Personal information
- Full name: Eliezer Paul-Gindiri
- Nickname: Snappy Gilmore
- Born: Nigeria
- Sporting nationality: United States

Career
- College: Contra Costa College

= Eliezer Paul-Gindiri =

Nigerian-American golfer

Eliezer Paul-Gindiri, nicknamed Snappy Gilmore, is a Nigerian-American amateur golfer who is known for his distinctive single-handed golf swing. First gaining popularity after a 2021 viral video, he was invited in 2022 by PGA of America and PGA Tour to share his technique with PGA players.

== Biography ==
Prior to entering golf, Paul-Gindiri played soccer at Contra Costa College. On February 28, 2021, a video garnered five million views on TikTok, featuring him playing golf with at Diablo Creek Golf Course in Concord, California. His driving technique with a golf club which garnered him and his synonymous technique the nickname Snappy Gilmore, an homage to the film Happy Gilmore, caused him to be featured on Barstool Sports, Golf Magazine, Sports Illustrated, and SportsCenter.
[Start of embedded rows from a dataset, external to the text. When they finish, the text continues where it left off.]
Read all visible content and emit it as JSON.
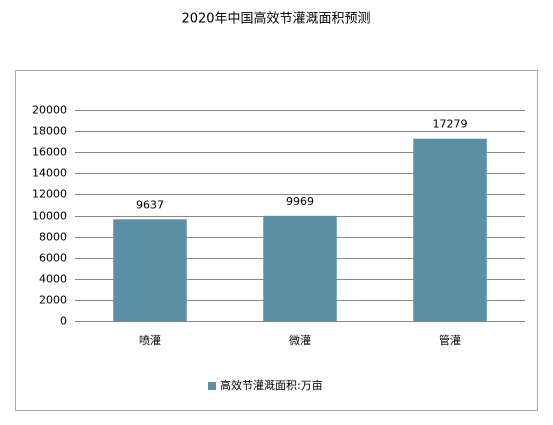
{
  "chart_data": {
    "type": "bar",
    "title": "2020年中国高效节灌溉面积预测",
    "categories": [
      "喷灌",
      "微灌",
      "管灌"
    ],
    "series": [
      {
        "name": "高效节灌溉面积:万亩",
        "color": "#5b8fa6",
        "values": [
          9637,
          9969,
          17279
        ]
      }
    ],
    "ylim": [
      0,
      20000
    ],
    "yticks": [
      0,
      2000,
      4000,
      6000,
      8000,
      10000,
      12000,
      14000,
      16000,
      18000,
      20000
    ],
    "grid": true,
    "legend": "bottom"
  }
}
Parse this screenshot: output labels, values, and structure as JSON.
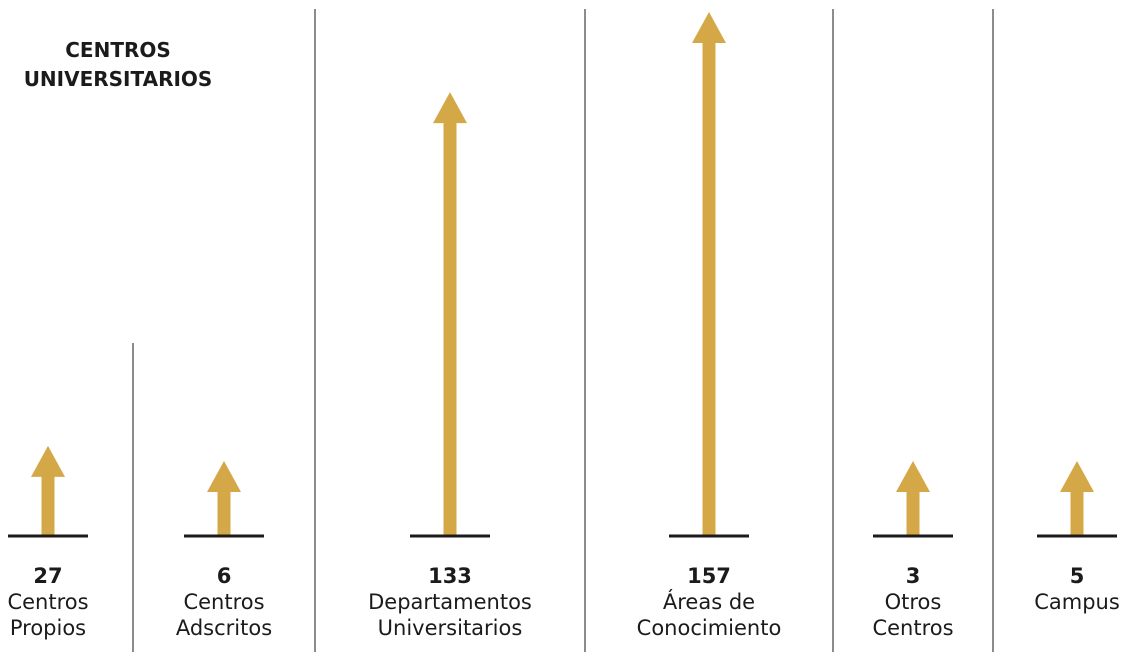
{
  "title_lines": [
    "CENTROS",
    "UNIVERSITARIOS"
  ],
  "colors": {
    "arrow": "#D4A846",
    "baseline": "#1b1b1b",
    "divider": "#8c8c8c",
    "text": "#1b1b1b"
  },
  "chart_data": {
    "type": "bar",
    "title": "CENTROS UNIVERSITARIOS",
    "categories": [
      "Centros Propios",
      "Centros Adscritos",
      "Departamentos Universitarios",
      "Áreas de Conocimiento",
      "Otros Centros",
      "Campus"
    ],
    "values": [
      27,
      6,
      133,
      157,
      3,
      5
    ],
    "items": [
      {
        "value": "27",
        "label_lines": [
          "Centros",
          "Propios"
        ]
      },
      {
        "value": "6",
        "label_lines": [
          "Centros",
          "Adscritos"
        ]
      },
      {
        "value": "133",
        "label_lines": [
          "Departamentos",
          "Universitarios"
        ]
      },
      {
        "value": "157",
        "label_lines": [
          "Áreas de",
          "Conocimiento"
        ]
      },
      {
        "value": "3",
        "label_lines": [
          "Otros",
          "Centros"
        ]
      },
      {
        "value": "5",
        "label_lines": [
          "Campus"
        ]
      }
    ]
  }
}
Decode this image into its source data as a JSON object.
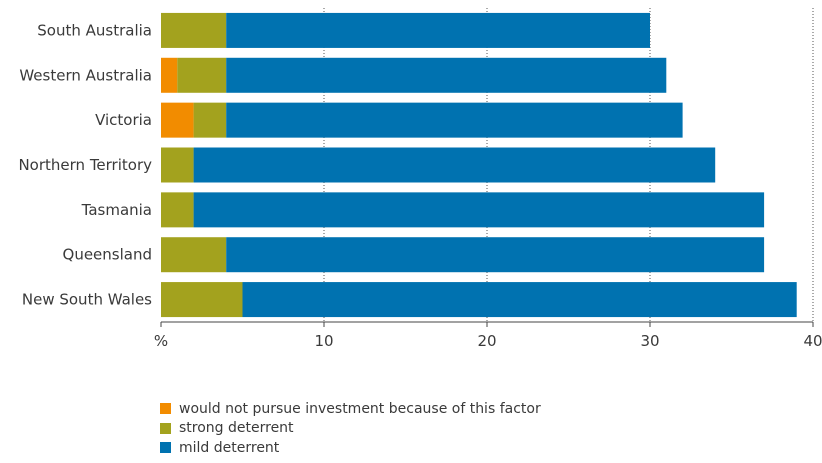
{
  "chart_data": {
    "type": "bar",
    "orientation": "horizontal",
    "stacked": true,
    "categories": [
      "South Australia",
      "Western Australia",
      "Victoria",
      "Northern Territory",
      "Tasmania",
      "Queensland",
      "New South Wales"
    ],
    "series": [
      {
        "name": "would not pursue investment because of this factor",
        "color": "#f28c00",
        "values": [
          0,
          1,
          2,
          0,
          0,
          0,
          0
        ]
      },
      {
        "name": "strong deterrent",
        "color": "#a3a21e",
        "values": [
          4,
          3,
          2,
          2,
          2,
          4,
          5
        ]
      },
      {
        "name": "mild deterrent",
        "color": "#0072b0",
        "values": [
          26,
          27,
          28,
          32,
          35,
          33,
          34
        ]
      }
    ],
    "xlim": [
      0,
      40
    ],
    "xticks": [
      0,
      10,
      20,
      30,
      40
    ],
    "tick_labels": [
      "%",
      "10",
      "20",
      "30",
      "40"
    ],
    "grid": "vertical dotted",
    "legend_position": "bottom-left"
  }
}
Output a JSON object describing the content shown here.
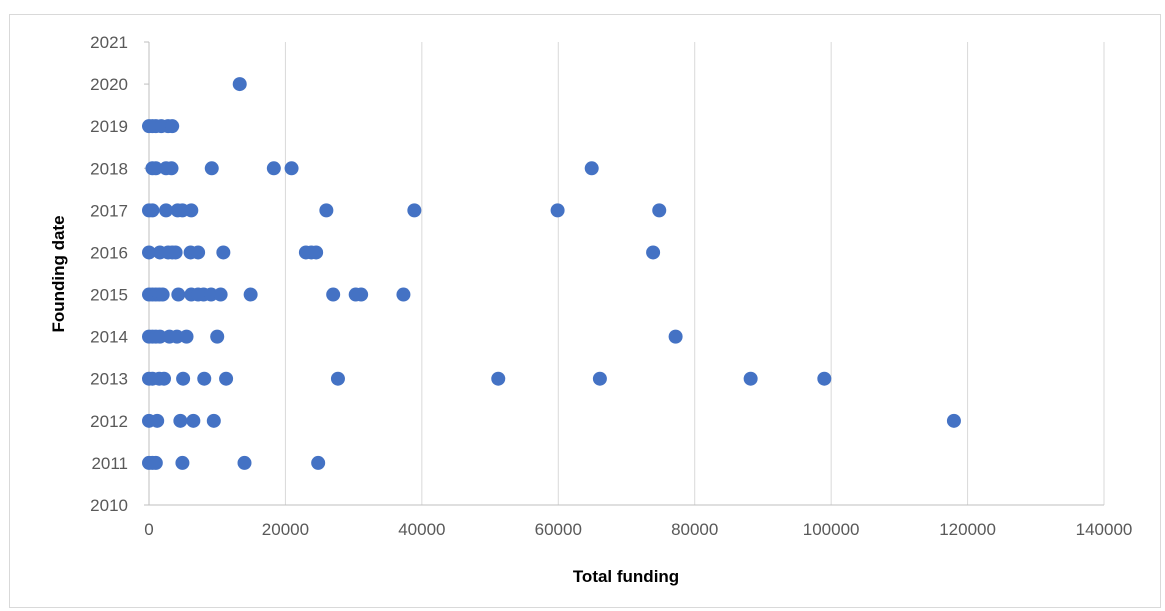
{
  "chart_data": {
    "type": "scatter",
    "xlabel": "Total funding",
    "ylabel": "Founding date",
    "xlim": [
      0,
      140000
    ],
    "ylim": [
      2010,
      2021
    ],
    "xticks": [
      0,
      20000,
      40000,
      60000,
      80000,
      100000,
      120000,
      140000
    ],
    "yticks": [
      2010,
      2011,
      2012,
      2013,
      2014,
      2015,
      2016,
      2017,
      2018,
      2019,
      2020,
      2021
    ],
    "grid": "vertical",
    "marker_color": "#4472C4",
    "points": [
      {
        "x": 13300,
        "y": 2020
      },
      {
        "x": 0,
        "y": 2019
      },
      {
        "x": 500,
        "y": 2019
      },
      {
        "x": 1000,
        "y": 2019
      },
      {
        "x": 1800,
        "y": 2019
      },
      {
        "x": 2800,
        "y": 2019
      },
      {
        "x": 3400,
        "y": 2019
      },
      {
        "x": 500,
        "y": 2018
      },
      {
        "x": 1000,
        "y": 2018
      },
      {
        "x": 2500,
        "y": 2018
      },
      {
        "x": 3300,
        "y": 2018
      },
      {
        "x": 9200,
        "y": 2018
      },
      {
        "x": 18300,
        "y": 2018
      },
      {
        "x": 20900,
        "y": 2018
      },
      {
        "x": 64900,
        "y": 2018
      },
      {
        "x": 0,
        "y": 2017
      },
      {
        "x": 500,
        "y": 2017
      },
      {
        "x": 2500,
        "y": 2017
      },
      {
        "x": 4200,
        "y": 2017
      },
      {
        "x": 4900,
        "y": 2017
      },
      {
        "x": 6200,
        "y": 2017
      },
      {
        "x": 26000,
        "y": 2017
      },
      {
        "x": 38900,
        "y": 2017
      },
      {
        "x": 59900,
        "y": 2017
      },
      {
        "x": 74800,
        "y": 2017
      },
      {
        "x": 0,
        "y": 2016
      },
      {
        "x": 1600,
        "y": 2016
      },
      {
        "x": 2800,
        "y": 2016
      },
      {
        "x": 3400,
        "y": 2016
      },
      {
        "x": 3900,
        "y": 2016
      },
      {
        "x": 6100,
        "y": 2016
      },
      {
        "x": 7200,
        "y": 2016
      },
      {
        "x": 10900,
        "y": 2016
      },
      {
        "x": 23000,
        "y": 2016
      },
      {
        "x": 23800,
        "y": 2016
      },
      {
        "x": 24500,
        "y": 2016
      },
      {
        "x": 73900,
        "y": 2016
      },
      {
        "x": 0,
        "y": 2015
      },
      {
        "x": 500,
        "y": 2015
      },
      {
        "x": 1000,
        "y": 2015
      },
      {
        "x": 1500,
        "y": 2015
      },
      {
        "x": 2000,
        "y": 2015
      },
      {
        "x": 4300,
        "y": 2015
      },
      {
        "x": 6200,
        "y": 2015
      },
      {
        "x": 7200,
        "y": 2015
      },
      {
        "x": 8000,
        "y": 2015
      },
      {
        "x": 9100,
        "y": 2015
      },
      {
        "x": 10500,
        "y": 2015
      },
      {
        "x": 14900,
        "y": 2015
      },
      {
        "x": 27000,
        "y": 2015
      },
      {
        "x": 30300,
        "y": 2015
      },
      {
        "x": 31100,
        "y": 2015
      },
      {
        "x": 37300,
        "y": 2015
      },
      {
        "x": 0,
        "y": 2014
      },
      {
        "x": 500,
        "y": 2014
      },
      {
        "x": 1000,
        "y": 2014
      },
      {
        "x": 1600,
        "y": 2014
      },
      {
        "x": 3000,
        "y": 2014
      },
      {
        "x": 4100,
        "y": 2014
      },
      {
        "x": 5500,
        "y": 2014
      },
      {
        "x": 10000,
        "y": 2014
      },
      {
        "x": 77200,
        "y": 2014
      },
      {
        "x": 0,
        "y": 2013
      },
      {
        "x": 500,
        "y": 2013
      },
      {
        "x": 1500,
        "y": 2013
      },
      {
        "x": 2200,
        "y": 2013
      },
      {
        "x": 5000,
        "y": 2013
      },
      {
        "x": 8100,
        "y": 2013
      },
      {
        "x": 11300,
        "y": 2013
      },
      {
        "x": 27700,
        "y": 2013
      },
      {
        "x": 51200,
        "y": 2013
      },
      {
        "x": 66100,
        "y": 2013
      },
      {
        "x": 88200,
        "y": 2013
      },
      {
        "x": 99000,
        "y": 2013
      },
      {
        "x": 0,
        "y": 2012
      },
      {
        "x": 1200,
        "y": 2012
      },
      {
        "x": 4600,
        "y": 2012
      },
      {
        "x": 6500,
        "y": 2012
      },
      {
        "x": 9500,
        "y": 2012
      },
      {
        "x": 118000,
        "y": 2012
      },
      {
        "x": 0,
        "y": 2011
      },
      {
        "x": 500,
        "y": 2011
      },
      {
        "x": 1000,
        "y": 2011
      },
      {
        "x": 4900,
        "y": 2011
      },
      {
        "x": 14000,
        "y": 2011
      },
      {
        "x": 24800,
        "y": 2011
      }
    ]
  }
}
Genesis Motor sponsored a friendly match between PGA Tour professional Max Homa and Paul-Gindiri on March 15, 2022. The video compared Paul-Gindiri's drive against Homa's more-traditional two handed swing. In jest, they both declared the result of the games as a tie.

He participated in the fourth Creator Classic at East Lake Golf Club, an event organized for golf influencers by the PGA Tour.